Saturday, September 28, 2013

Mental-health issue

Almost a fourth of the inmates in Kentucky's prisons and jails have a very mental-health issue, and it's portion of an expanding national problem. "America's lockups are its new asylums," Gary Fields and Erica Phillips report to the Wall Street Journal. "After scores of state mental institutions were closed starting in the 1970s, few alternatives materialized. Most of the afflicted finished up around the streets, where, untreated, they became weaker to joblessness, drug use and crime."
The reporters quote Esteban Gonzalez, president from the American Jail Association, a lobby for jail employees: "In every state I have visited, the jails have become the de facto mental institutions." Of the 22 states that responded at length on the reporters' survey, which all together have a lot of the nation's prisoners, "their mental-health patient ratios ranged derived from one of in 10 inmates to at least one by 50 %," the ratio reported in Oregon and Iowa.

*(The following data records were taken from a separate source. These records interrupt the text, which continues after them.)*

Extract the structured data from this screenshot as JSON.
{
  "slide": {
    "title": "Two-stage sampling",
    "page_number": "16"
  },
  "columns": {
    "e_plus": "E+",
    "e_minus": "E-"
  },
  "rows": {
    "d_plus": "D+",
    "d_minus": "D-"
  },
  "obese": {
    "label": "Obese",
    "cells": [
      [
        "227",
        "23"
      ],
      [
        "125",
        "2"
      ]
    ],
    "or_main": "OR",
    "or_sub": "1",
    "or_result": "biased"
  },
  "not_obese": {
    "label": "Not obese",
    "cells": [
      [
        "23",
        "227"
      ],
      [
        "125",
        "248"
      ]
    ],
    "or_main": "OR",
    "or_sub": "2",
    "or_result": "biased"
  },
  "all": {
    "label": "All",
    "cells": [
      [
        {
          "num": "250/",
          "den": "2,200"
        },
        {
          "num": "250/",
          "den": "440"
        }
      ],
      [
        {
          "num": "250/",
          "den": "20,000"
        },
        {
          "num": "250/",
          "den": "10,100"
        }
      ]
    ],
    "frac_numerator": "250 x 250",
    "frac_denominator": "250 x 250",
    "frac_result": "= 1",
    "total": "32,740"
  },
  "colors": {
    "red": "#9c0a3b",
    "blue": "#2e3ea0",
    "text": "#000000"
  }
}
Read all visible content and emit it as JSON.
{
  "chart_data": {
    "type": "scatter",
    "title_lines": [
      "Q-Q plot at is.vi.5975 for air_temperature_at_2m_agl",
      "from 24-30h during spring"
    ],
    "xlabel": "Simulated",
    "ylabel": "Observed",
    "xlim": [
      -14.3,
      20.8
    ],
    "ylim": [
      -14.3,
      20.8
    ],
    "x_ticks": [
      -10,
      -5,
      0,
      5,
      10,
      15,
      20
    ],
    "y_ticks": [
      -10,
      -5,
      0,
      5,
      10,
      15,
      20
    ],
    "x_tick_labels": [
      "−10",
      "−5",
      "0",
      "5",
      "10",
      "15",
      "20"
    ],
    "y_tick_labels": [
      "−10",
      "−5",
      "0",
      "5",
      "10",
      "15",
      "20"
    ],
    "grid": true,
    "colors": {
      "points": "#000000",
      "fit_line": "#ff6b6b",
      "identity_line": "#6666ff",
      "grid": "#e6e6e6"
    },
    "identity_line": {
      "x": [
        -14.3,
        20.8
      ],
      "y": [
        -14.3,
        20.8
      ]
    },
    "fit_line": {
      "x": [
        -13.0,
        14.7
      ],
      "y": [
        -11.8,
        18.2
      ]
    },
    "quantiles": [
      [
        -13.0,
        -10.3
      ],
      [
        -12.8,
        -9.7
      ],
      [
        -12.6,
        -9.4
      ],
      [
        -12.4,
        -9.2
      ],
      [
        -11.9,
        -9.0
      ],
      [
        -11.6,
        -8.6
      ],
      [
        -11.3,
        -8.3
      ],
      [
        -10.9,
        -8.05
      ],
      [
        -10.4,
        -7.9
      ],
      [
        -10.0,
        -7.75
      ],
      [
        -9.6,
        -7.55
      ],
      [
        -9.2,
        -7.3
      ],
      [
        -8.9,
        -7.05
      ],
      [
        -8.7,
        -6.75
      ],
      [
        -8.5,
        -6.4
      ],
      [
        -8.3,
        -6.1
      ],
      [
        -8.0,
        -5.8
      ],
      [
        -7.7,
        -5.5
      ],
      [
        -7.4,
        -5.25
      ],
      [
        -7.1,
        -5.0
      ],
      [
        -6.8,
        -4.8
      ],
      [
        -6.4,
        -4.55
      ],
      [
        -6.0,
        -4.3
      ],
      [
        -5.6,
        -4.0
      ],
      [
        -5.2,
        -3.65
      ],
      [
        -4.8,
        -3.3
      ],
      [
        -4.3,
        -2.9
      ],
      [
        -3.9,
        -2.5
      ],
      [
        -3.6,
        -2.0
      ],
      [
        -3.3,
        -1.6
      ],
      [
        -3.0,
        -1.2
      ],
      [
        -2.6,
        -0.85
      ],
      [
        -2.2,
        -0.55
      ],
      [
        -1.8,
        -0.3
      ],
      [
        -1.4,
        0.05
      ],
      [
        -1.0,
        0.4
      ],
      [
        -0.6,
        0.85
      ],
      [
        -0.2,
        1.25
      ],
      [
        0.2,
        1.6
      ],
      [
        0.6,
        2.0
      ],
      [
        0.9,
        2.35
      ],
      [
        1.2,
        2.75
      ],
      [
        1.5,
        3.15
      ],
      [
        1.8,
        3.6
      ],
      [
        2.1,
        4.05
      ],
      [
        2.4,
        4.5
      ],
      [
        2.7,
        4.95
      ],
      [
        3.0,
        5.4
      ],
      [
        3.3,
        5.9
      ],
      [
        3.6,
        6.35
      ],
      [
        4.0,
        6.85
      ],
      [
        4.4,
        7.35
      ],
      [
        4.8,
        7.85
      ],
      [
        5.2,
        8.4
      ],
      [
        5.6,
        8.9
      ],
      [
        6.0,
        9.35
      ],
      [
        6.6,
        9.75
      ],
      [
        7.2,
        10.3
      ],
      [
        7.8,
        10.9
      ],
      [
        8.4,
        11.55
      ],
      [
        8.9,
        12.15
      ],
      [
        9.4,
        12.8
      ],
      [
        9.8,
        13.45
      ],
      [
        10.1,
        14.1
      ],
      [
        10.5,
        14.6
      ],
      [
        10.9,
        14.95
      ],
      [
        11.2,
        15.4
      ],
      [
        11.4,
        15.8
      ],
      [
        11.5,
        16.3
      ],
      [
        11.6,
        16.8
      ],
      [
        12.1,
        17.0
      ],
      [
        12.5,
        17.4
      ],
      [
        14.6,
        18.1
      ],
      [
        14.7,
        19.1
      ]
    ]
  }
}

Of Kentucky's 12,300 prisoners, 24 percent possess a mental-health issue, as outlined by information the reporters caused by hawaii Department of Corrections.

The situation is returning on the points in the 100 years or higher ago, when understanding of mental illness was rudimentary at the best and also the mentally ill often would up behind bars. State-run mental institutions were developed, but turned into community-based treatment. "The weaknesses of the concept' a not enough facilities, barriers produced by privacy laws and tightened local assuring funding'has brought picture full circle," the Journal reports.